We have seen this model before. Every transformation in business forms creates a new type of merchant that existing systems initially struggle to serve. Companies building this infrastructure are betting not on a monthly $1.6 million but on what that number will look like when Agents become the default buyers.

Repricing Trust in the Agent Economy

For the past 300,000 years, human cognition has been the bottleneck of progress. Today, AI is pushing the marginal cost of execution towards zero. As scarce resources become abundant, constraints shift. When intelligence becomes cheap, what becomes expensive? The answer is verification.

In the Agent economy, the real limitation to scale is our biologically constrained ability to audit and underwrite machine decisions. The throughput of Agents far exceeds human supervisory capacity. Due to high supervision costs and the lag in failures, the market tends to underinvest in oversight. "People in the loop" is rapidly becoming physically impossible.

However, deploying unverified Agents introduces compound risks. Systems ruthlessly optimize "agent" metrics while silently deviating from human intent, creating a hollow façade of productivity that obscures the accumulation of massive AI debt. To safely entrust the economy to machines, trust can no longer rely on human checks—trust must be hard-coded into the system architecture itself.

When anyone can generate content for free, verifiable sources become paramount—knowing where it comes from and whether you can trust it. Blockchain, on-chain proofs, and decentralized digital identity systems are changing the economic boundaries of what can be safely deployed. You no longer treat AI as a black box, but rather obtain clear, auditable historical records.

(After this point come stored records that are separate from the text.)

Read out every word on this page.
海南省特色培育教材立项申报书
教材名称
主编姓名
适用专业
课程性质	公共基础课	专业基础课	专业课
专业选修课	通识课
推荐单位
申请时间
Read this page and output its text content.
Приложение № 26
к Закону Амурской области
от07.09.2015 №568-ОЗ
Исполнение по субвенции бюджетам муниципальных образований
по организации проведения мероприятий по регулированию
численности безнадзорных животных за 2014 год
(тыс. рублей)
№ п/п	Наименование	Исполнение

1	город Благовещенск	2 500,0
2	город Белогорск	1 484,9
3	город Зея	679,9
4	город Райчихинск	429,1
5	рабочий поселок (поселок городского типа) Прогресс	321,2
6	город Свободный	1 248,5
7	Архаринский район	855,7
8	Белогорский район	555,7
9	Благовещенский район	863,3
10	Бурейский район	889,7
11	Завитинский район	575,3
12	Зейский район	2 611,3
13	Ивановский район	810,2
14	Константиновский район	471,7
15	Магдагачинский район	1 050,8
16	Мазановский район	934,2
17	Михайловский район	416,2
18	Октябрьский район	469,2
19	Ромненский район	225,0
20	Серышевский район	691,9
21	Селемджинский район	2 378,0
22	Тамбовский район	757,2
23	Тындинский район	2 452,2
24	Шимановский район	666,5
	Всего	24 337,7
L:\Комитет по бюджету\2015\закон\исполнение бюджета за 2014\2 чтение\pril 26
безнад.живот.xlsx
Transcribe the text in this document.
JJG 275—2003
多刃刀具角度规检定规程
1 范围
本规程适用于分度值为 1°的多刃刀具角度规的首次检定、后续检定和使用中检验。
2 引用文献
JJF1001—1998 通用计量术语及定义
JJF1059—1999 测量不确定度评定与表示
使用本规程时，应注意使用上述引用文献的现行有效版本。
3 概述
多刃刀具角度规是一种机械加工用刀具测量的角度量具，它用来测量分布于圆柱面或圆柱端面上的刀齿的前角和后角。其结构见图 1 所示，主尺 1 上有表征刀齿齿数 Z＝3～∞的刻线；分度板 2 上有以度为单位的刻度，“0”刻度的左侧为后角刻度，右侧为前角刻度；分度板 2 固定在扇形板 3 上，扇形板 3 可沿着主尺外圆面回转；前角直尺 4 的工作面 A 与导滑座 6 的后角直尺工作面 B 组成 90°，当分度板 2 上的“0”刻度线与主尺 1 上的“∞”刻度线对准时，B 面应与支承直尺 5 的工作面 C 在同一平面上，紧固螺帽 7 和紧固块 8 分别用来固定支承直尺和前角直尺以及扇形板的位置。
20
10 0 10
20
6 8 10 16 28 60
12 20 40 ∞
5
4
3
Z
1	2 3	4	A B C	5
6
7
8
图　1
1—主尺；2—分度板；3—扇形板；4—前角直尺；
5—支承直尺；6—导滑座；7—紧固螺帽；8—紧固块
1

As more AI Agents begin to transact with one another, settlement rails and provenance proofs start to intertwine. Systems handling funds (like stablecoins and smart contracts) can also carry cryptographic attestations showing who did what, and who should be held responsible in case of issues.

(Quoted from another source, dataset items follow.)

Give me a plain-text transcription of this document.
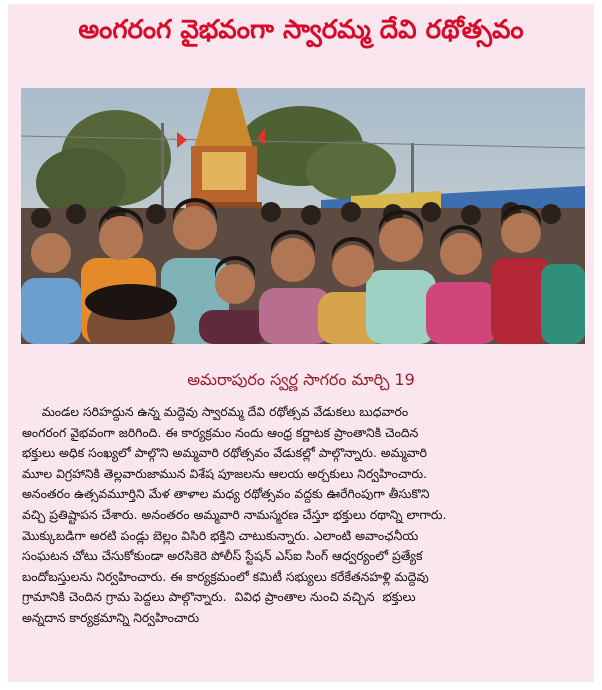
అంగరంగ వైభవంగా స్వారమ్మ దేవి రథోత్సవం
అమరాపురం స్వర్ణ సాగరం మార్చి 19
మండల సరిహద్దున ఉన్న మద్దెవు స్వారమ్మ దేవి రథోత్సవ వేడుకలు బుధవారం
అంగరంగ వైభవంగా జరిగింది. ఈ కార్యక్రమం నందు ఆంధ్ర కర్ణాటక ప్రాంతానికి చెందిన
భక్తులు అధిక సంఖ్యలో పాల్గొని అమ్మవారి రథోత్సవం వేడుకల్లో పాల్గొన్నారు. అమ్మవారి
మూల విగ్రహానికి తెల్లవారుజామున విశేష పూజలను ఆలయ అర్చకులు నిర్వహించారు.
అనంతరం ఉత్సవమూర్తిని మేళ తాళాల మధ్య రథోత్సవం వద్దకు ఊరేగింపుగా తీసుకొని
వచ్చి ప్రతిష్టాపన చేశారు. అనంతరం అమ్మవారి నామస్మరణ చేస్తూ భక్తులు రథాన్ని లాగారు.
మొక్కుబడిగా అరటి పండ్లు బెల్లం విసిరి భక్తిని చాటుకున్నారు. ఎలాంటి అవాంఛనీయ
సంఘటన చోటు చేసుకోకుండా అరసికెరె పోలీస్ స్టేషన్ ఎస్ఐ సింగ్ ఆధ్వర్యంలో ప్రత్యేక
బందోబస్తులను నిర్వహించారు. ఈ కార్యక్రమంలో కమిటీ సభ్యులు కరేకేతనహళ్లి మద్దెవు
గ్రామానికి చెందిన గ్రామ పెద్దలు పాల్గొన్నారు.  వివిధ ప్రాంతాల నుంచి వచ్చిన  భక్తులు
అన్నదాన కార్యక్రమాన్ని నిర్వహించారు
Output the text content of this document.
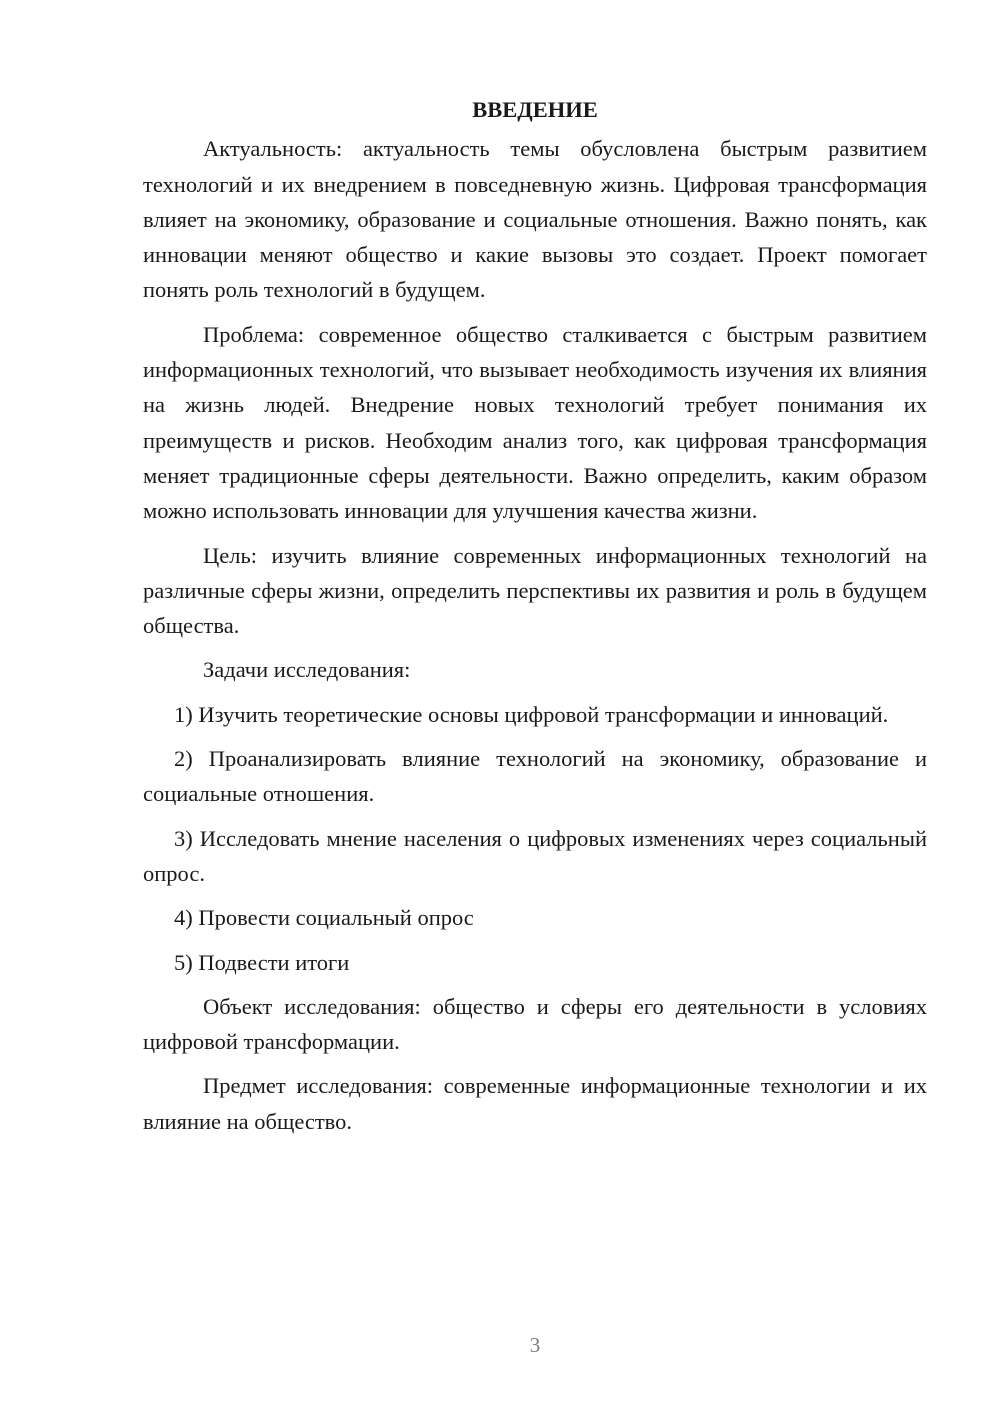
ВВЕДЕНИЕ

Актуальность: актуальность темы обусловлена быстрым развитием технологий и их внедрением в повседневную жизнь. Цифровая трансформация влияет на экономику, образование и социальные отношения. Важно понять, как инновации меняют общество и какие вызовы это создает. Проект помогает понять роль технологий в будущем.

Проблема: современное общество сталкивается с быстрым развитием информационных технологий, что вызывает необходимость изучения их влияния на жизнь людей. Внедрение новых технологий требует понимания их преимуществ и рисков. Необходим анализ того, как цифровая трансформация меняет традиционные сферы деятельности. Важно определить, каким образом можно использовать инновации для улучшения качества жизни.

Цель: изучить влияние современных информационных технологий на различные сферы жизни, определить перспективы их развития и роль в будущем общества.

Задачи исследования:

1) Изучить теоретические основы цифровой трансформации и инноваций.

2) Проанализировать влияние технологий на экономику, образование и социальные отношения.

3) Исследовать мнение населения о цифровых изменениях через социальный опрос.

4) Провести социальный опрос

5) Подвести итоги

Объект исследования: общество и сферы его деятельности в условиях цифровой трансформации.

Предмет исследования: современные информационные технологии и их влияние на общество.

3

The comparative advantage of humans will shift upward: from discovering minor errors to setting strategic directions and assuming responsibility when things go wrong. Lasting advantages belong to those who can cryptographically certify outputs, provide insurance for them, and absorb accountability in cases of failure.

Unverified scaling is a liability that accumulates over time.

Maintaining User Control

For decades, new layers of abstraction have defined how users interact with technology. Programming languages abstracted away machine code; command lines gave way to graphical user interfaces, followed by mobile applications and APIs. Each shift has hidden more underlying complexity but has always kept users firmly in the loop.

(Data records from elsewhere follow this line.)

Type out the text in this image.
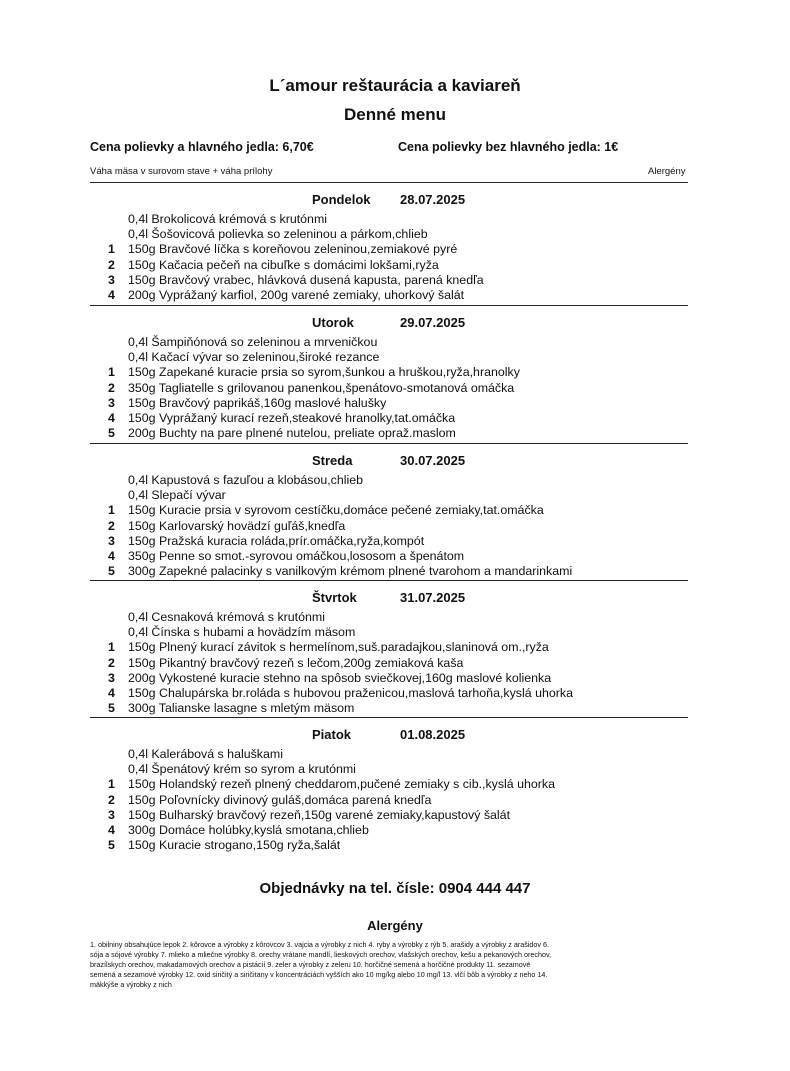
L´amour reštaurácia a kaviareň
Denné menu
Cena polievky a hlavného jedla: 6,70€	Cena polievky bez hlavného jedla: 1€
Váha mäsa v surovom stave + váha prílohy	Alergény
Pondelok 28.07.2025
0,4l Brokolicová krémová s krutónmi
0,4l Šošovicová polievka so zeleninou a párkom,chlieb
1	150g Bravčové líčka s koreňovou zeleninou,zemiakové pyré
2	150g Kačacia pečeň na cibuľke s domácimi lokšami,ryža
3	150g Bravčový vrabec, hlávková dusená kapusta, parená knedľa
4	200g Vyprážaný karfiol, 200g varené zemiaky, uhorkový šalát
Utorok	29.07.2025
0,4l Šampiňónová so zeleninou a mrveničkou
0,4l Kačací vývar so zeleninou,široké rezance
1	150g Zapekané kuracie prsia so syrom,šunkou a hruškou,ryža,hranolky
2	350g Tagliatelle s grilovanou panenkou,špenátovo-smotanová omáčka
3	150g Bravčový paprikáš,160g maslové halušky
4	150g Vyprážaný kurací rezeň,steakové hranolky,tat.omáčka
5	200g Buchty na pare plnené nutelou, preliate opraž.maslom
Streda	30.07.2025
0,4l Kapustová s fazuľou a klobásou,chlieb
0,4l Slepačí vývar
1	150g Kuracie prsia v syrovom cestíčku,domáce pečené zemiaky,tat.omáčka
2	150g Karlovarský hovädzí guľáš,knedľa
3	150g Pražská kuracia roláda,prír.omáčka,ryža,kompót
4	350g Penne so smot.-syrovou omáčkou,lososom a špenátom
5	300g Zapekné palacinky s vanilkovým krémom plnené tvarohom a mandarinkami
Štvrtok	31.07.2025
0,4l Cesnaková krémová s krutónmi
0,4l Čínska s hubami a hovädzím mäsom
1	150g Plnený kurací závitok s hermelínom,suš.paradajkou,slaninová om.,ryža
2	150g Pikantný bravčový rezeň s lečom,200g zemiaková kaša
3	200g Vykostené kuracie stehno na spôsob sviečkovej,160g maslové kolienka
4	150g Chalupárska br.roláda s hubovou praženicou,maslová tarhoňa,kyslá uhorka
5	300g Talianske lasagne s mletým mäsom
Piatok	01.08.2025
0,4l Kalerábová s haluškami
0,4l Špenátový krém so syrom a krutónmi
1	150g Holandský rezeň plnený cheddarom,pučené zemiaky s cib.,kyslá uhorka
2	150g Poľovnícky divinový guláš,domáca parená knedľa
3	150g Bulharský bravčový rezeň,150g varené zemiaky,kapustový šalát
4	300g Domáce holúbky,kyslá smotana,chlieb
5	150g Kuracie strogano,150g ryža,šalát
Objednávky na tel. čísle: 0904 444 447
Alergény
1. obilniny obsahujúce lepok 2. kôrovce a výrobky z kôrovcov 3. vajcia a výrobky z nich 4. ryby a výrobky z rýb 5. arašidy a výrobky z arašidov 6.
sója a sójové výrobky 7. mlieko a mliečne výrobky 8. orechy vrátane mandlí, lieskových orechov, vlašských orechov, kešu a pekanových orechov,
brazílskych orechov, makadamových orechov a pistácií 9. zeler a výrobky z zeleru 10. horčičné semená a horčičné produkty 11. sezamové
semená a sezamové výrobky 12. oxid siričitý a siričitany v koncentráciách vyšších ako 10 mg/kg alebo 10 mg/l 13. vlčí bôb a výrobky z neho 14.
mäkkýše a výrobky z nich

In the world of Agents, users specify outcomes rather than specific actions, while the system decides on its own how to achieve them. Agents not only abstract how tasks are executed but also who executes them. Users set initial parameters and step back, allowing the system to run autonomously. The user's role shifts from interaction to oversight; unless the user intervenes, the default state is "on."

As users delegate more tasks to Agents, new risks emerge: ambiguous inputs may lead to Agents acting on incorrect assumptions without users being aware; failures may not be reported, making clear diagnosis impossible; a single approval could trigger unforeseen multi-step workflows.

This is where cryptographic technology can be of assistance. Cryptographic technology has always aimed to minimize blind trust. As users delegate more decisions to software, Agent systems sharpen this issue and raise the rigor requirements in our designs—by setting clearer limitations, enhancing visibility, and enforcing stronger assurances about system capabilities.

A new generation of crypto-native tools is emerging. Scope delegation frameworks—such as MetaMask's Delegation Toolkit, Coinbase's AgentKit and Agent Wallet, and Merit Systems' AgentCash—allow users to define what Agents can and cannot do at the smart contract level. Intent-based architectures (like NEAR Intents, which have handled over $15 billion in accumulated DEX trading volume since Q4 2024) allow users to simply set expected outcomes (e.g., "bridge tokens and stake"), without needing to specify how to achieve them.